If you see yourself as someone who has the ability to help others, and you enjoy it, and you know that others can benefit from the help you already offer them, then giving up on the thought of becoming a coach is simply NOT the solution.

What is better, is first of all, to give it a chance. To assess how you are already helping people and to learn to grow from there to become a professional helper.

It’s better to learn skills and tools and practise them first in a supportive and non-judgemental environment, together with others who learn to do that too.

It’s better to learn how to work, to slowly assess how you fit into the profession, to gradually practise first with other people who want to achieve the same, then with people who present “not so complicated” challenges, and only then, and when you feel that you’re ready, to move on to offer help to real clients.

These worries are good.

They mean that your ethics are in the right place and that you want to work to the benefit of the clients. It means that you’ll strive to assist and help your client and will put them in the centre of the process.

But if you’ll keep being worried, and you’ll freeze or give up, all the good which you can offer will be wasted.

If we won’t try, we’ll never know if we are suitable to help professionally. And what good is that?

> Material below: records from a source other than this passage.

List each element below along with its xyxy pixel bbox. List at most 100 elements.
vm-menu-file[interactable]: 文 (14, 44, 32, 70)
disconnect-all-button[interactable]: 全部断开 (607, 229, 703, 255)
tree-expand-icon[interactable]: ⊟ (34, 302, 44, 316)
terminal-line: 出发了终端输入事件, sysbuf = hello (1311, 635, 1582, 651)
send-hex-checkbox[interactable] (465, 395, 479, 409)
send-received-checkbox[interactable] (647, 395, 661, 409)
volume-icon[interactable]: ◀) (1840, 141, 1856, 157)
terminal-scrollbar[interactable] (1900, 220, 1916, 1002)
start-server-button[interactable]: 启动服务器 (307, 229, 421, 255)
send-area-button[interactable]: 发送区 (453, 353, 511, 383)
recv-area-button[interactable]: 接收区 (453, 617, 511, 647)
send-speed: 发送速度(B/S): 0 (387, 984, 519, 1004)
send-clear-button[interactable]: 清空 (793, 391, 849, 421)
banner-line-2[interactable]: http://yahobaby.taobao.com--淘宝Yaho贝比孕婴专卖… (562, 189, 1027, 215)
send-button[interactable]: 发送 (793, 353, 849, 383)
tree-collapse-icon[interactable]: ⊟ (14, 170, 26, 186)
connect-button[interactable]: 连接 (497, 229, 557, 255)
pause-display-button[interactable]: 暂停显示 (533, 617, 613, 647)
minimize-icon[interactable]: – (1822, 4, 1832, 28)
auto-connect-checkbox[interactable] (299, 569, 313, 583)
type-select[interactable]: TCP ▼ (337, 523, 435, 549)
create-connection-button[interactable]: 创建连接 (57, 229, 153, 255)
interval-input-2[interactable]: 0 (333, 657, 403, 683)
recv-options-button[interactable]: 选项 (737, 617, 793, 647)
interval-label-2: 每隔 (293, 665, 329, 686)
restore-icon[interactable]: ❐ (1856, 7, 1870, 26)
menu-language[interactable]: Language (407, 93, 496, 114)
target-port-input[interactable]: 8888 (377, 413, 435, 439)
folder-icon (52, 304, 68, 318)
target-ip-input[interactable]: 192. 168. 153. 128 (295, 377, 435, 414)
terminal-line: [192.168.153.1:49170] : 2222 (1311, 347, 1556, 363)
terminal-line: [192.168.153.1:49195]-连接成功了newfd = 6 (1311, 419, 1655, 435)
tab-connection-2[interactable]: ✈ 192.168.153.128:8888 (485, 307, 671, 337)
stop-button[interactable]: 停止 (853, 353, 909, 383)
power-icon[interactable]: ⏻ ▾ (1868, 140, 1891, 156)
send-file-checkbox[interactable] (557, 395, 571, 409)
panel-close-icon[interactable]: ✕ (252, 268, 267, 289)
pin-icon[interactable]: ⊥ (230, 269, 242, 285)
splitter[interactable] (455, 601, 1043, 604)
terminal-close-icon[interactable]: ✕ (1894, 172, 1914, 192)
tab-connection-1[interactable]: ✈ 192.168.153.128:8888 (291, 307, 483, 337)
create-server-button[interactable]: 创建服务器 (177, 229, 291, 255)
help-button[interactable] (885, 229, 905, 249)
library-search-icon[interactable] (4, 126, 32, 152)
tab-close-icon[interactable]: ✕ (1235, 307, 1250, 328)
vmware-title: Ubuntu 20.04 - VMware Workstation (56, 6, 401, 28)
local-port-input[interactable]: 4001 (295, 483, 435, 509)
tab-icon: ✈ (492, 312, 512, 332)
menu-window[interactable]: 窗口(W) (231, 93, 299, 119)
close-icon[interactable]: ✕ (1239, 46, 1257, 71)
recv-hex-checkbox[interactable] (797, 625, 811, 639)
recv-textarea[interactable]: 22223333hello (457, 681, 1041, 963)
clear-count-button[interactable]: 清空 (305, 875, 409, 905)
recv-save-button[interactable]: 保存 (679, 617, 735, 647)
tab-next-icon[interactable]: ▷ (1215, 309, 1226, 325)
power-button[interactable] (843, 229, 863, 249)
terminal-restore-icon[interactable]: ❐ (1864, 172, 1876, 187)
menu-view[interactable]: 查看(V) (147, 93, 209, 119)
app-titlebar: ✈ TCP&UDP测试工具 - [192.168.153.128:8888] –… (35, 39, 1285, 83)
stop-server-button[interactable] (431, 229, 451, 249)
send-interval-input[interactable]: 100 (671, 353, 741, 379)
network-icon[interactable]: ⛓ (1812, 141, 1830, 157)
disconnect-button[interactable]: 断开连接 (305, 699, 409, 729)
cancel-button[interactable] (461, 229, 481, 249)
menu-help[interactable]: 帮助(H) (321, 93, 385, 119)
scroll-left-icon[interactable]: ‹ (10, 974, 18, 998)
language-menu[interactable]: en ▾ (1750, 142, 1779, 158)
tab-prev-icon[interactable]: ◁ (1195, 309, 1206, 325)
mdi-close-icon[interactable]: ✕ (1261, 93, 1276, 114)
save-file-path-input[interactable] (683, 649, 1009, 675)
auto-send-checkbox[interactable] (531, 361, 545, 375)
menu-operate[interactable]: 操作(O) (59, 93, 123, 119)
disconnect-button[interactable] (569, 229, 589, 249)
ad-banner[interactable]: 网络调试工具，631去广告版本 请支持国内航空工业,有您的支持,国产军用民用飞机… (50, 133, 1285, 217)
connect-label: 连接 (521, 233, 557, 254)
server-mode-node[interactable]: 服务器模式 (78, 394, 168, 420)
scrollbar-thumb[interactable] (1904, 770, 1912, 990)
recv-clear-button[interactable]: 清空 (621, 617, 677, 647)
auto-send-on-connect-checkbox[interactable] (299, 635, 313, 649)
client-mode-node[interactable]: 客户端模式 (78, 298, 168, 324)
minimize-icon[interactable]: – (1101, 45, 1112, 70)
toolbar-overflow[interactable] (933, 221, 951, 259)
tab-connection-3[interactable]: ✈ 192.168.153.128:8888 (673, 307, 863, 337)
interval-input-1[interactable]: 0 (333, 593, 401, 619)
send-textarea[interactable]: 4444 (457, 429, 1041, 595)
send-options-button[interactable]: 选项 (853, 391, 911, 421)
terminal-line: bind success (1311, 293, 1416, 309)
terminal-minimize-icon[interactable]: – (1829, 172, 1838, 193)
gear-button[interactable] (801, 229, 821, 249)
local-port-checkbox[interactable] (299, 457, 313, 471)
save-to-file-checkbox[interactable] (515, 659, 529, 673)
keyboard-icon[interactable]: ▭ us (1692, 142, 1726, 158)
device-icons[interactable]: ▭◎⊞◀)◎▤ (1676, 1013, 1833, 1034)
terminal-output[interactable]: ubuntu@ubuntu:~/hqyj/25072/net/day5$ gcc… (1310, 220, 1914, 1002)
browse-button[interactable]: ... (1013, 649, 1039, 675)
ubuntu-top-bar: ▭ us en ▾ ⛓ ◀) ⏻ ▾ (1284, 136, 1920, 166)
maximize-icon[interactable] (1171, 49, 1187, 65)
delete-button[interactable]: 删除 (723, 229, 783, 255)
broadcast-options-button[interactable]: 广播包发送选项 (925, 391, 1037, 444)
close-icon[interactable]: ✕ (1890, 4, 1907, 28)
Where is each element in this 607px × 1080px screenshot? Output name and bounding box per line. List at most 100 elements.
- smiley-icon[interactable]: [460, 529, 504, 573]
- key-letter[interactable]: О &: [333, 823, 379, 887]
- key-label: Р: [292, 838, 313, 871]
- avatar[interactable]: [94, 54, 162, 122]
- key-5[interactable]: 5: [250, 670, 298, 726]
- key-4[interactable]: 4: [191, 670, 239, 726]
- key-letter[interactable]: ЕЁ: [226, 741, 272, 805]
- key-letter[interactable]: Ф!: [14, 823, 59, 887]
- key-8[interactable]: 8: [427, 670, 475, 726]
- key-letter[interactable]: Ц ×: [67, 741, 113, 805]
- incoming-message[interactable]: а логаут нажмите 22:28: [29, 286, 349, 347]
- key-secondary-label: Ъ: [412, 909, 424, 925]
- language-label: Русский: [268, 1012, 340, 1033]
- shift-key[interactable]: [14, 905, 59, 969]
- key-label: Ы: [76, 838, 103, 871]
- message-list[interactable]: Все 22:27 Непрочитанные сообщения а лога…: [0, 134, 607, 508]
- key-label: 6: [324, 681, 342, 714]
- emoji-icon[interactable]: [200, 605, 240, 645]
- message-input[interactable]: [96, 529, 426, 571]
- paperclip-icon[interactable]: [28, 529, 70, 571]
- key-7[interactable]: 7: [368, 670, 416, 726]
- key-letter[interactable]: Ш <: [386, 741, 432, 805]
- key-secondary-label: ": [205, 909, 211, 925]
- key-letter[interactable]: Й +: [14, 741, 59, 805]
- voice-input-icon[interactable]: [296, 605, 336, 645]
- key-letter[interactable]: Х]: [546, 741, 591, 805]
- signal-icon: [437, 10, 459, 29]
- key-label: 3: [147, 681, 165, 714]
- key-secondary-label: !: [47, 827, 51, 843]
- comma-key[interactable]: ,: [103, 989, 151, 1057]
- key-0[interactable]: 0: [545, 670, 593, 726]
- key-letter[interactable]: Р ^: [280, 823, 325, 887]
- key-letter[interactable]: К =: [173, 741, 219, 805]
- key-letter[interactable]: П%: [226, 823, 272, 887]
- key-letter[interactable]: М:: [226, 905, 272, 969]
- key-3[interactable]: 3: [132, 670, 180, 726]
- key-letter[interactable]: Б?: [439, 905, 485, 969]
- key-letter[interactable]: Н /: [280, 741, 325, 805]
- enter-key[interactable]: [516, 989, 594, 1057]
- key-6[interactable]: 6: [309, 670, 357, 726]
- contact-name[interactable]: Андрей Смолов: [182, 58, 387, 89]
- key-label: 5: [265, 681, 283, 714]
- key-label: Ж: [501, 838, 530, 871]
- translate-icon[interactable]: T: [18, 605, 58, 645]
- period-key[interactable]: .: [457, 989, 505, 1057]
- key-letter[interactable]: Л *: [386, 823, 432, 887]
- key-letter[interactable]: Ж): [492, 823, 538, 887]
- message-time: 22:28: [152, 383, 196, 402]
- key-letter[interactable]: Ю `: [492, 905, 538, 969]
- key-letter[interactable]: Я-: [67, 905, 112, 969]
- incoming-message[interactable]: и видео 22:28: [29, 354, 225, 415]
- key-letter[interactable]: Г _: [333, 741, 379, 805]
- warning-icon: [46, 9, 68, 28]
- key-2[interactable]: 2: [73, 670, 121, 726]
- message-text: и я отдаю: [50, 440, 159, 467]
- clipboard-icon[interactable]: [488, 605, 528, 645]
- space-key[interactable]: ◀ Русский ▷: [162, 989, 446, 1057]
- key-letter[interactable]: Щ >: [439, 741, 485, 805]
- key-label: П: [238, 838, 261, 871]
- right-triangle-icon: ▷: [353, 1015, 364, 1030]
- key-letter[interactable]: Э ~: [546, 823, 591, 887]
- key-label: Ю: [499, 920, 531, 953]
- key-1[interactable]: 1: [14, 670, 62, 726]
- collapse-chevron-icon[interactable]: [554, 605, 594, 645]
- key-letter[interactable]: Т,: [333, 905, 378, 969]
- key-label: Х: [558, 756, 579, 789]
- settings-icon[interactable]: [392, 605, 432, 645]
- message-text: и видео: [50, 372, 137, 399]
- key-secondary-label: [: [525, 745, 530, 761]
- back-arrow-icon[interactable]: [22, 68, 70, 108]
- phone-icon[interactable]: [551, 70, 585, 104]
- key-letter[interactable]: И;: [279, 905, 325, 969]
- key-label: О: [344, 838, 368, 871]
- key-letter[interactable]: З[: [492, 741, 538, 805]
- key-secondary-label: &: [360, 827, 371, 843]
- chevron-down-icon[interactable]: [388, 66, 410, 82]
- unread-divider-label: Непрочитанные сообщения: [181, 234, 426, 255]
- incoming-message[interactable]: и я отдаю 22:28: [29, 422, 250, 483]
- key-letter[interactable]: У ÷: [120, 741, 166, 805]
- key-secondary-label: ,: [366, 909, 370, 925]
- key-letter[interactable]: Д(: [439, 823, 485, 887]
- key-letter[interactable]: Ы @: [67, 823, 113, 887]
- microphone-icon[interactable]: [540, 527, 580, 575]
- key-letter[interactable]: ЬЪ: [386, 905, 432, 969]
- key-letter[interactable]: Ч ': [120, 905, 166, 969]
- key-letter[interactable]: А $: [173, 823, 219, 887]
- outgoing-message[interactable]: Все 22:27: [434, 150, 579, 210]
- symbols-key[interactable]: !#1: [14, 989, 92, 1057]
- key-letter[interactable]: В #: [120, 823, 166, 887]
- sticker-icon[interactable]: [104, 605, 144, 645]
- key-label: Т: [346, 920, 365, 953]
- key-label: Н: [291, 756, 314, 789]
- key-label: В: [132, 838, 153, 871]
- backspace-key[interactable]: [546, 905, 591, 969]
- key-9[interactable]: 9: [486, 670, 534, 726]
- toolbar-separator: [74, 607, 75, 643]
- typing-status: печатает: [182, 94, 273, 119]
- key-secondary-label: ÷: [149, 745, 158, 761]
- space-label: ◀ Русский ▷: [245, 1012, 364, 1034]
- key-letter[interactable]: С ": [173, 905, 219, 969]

The solution is therefore to give it a chance;

to want to learn how to work professionally;

to learn the skills and tools.

A good coaching course will provide you with all that.

Look for a course which will include the following:

  • Teaching the difference between a friendly way of helping and a professional way of helping

  • Teaching the tools and skills needed for a professional helper: Safety, listening skills, dealing with feelings and emotions, empathy (to name a few)

  • Will be based on a strong ethical code of the profession

  • Setting professional boundaries

  • Will include a lot of practical practice with real problems which will be presented by real people

  • Be mostly face-to-face. It's people we're talking about here after all and the personal connection is key.

This is a good indication that the outcomes for you will be

that you’ll know how to help people while focusing on them, on their empowerment and growth. You’ll be able to assess the process whether you’re helping them enough. With that you’ll be able to help them achieve the change they wish to achieve. And you’ll minimise the chance of harming them in the process.

So are you able to work as a coach? There’s only one way to know it: To learn how it’s done, to get feedback on your work and once you’re ready, to try it for yourself.

I believe in people’s ability to help others. And I believe that you can do it too.